35. Learned counsel for the defence, Mr. Kirubi, submitted that the charge sheet is defective because the particulars state that the accused murdered the deceased on 30th December 2011. Of course, the deceased was only assaulted on that date. He succumbed to those injuries at Kenyatta National Hospital on 4th January 2012. I do not find the error fatal or capable of invalidating the charge. Furthermore, under section 275 of the Criminal Procedure Code, any objection to an information for a formal defect on its face shall be taken immediately after the information has been read over to the accused person and not later.
36. I find the entire corpus of direct and circumstantial evidence points stronglyto the guilt of the accused. There is no defence or hypothesis that exonerates the accused.
37. The upshot is that prosecution has proved beyond reasonable doubt that the accused, of malice aforethought, killed the deceased.
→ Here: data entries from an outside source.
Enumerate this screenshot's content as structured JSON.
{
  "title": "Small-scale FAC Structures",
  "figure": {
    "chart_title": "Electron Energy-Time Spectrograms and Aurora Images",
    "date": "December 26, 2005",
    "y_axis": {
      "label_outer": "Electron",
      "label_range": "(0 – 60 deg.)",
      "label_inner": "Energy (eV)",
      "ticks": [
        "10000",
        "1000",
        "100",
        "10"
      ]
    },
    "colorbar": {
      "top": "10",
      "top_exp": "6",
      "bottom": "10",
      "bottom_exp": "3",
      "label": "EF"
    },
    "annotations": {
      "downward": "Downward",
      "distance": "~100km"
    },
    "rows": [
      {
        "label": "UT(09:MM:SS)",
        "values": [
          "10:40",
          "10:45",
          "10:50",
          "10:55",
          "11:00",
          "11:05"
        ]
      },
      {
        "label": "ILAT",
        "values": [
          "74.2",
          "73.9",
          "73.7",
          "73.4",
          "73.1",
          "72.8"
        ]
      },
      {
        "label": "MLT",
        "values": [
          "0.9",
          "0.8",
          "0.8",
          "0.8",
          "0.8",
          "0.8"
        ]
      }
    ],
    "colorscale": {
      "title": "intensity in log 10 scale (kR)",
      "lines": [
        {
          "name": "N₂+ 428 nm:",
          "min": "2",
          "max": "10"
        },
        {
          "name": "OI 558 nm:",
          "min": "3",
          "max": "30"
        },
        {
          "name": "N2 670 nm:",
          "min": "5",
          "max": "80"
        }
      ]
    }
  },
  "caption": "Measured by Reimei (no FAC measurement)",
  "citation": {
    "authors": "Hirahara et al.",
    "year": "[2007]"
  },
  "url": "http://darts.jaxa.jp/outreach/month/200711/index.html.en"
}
I enter a finding of guilt and convict him accordingly.
It is so ordered.
DATED, SIGNED AND DELIVERED AT MURANG’A THIS 22ND DAY OF MARCH 2022.
KANYI KIMONDO
JUDGE
Judgment read in open court in the presence of:
Accused person.
Mr. Kirubi for the accused instructed by Kirubi Mwangi Ben & Company Advocates.
Ms. Muriu for the Republic instructed by the Office of the Director of Public Prosecutions.
Ms. Susan Waiganjo, Court Assistant.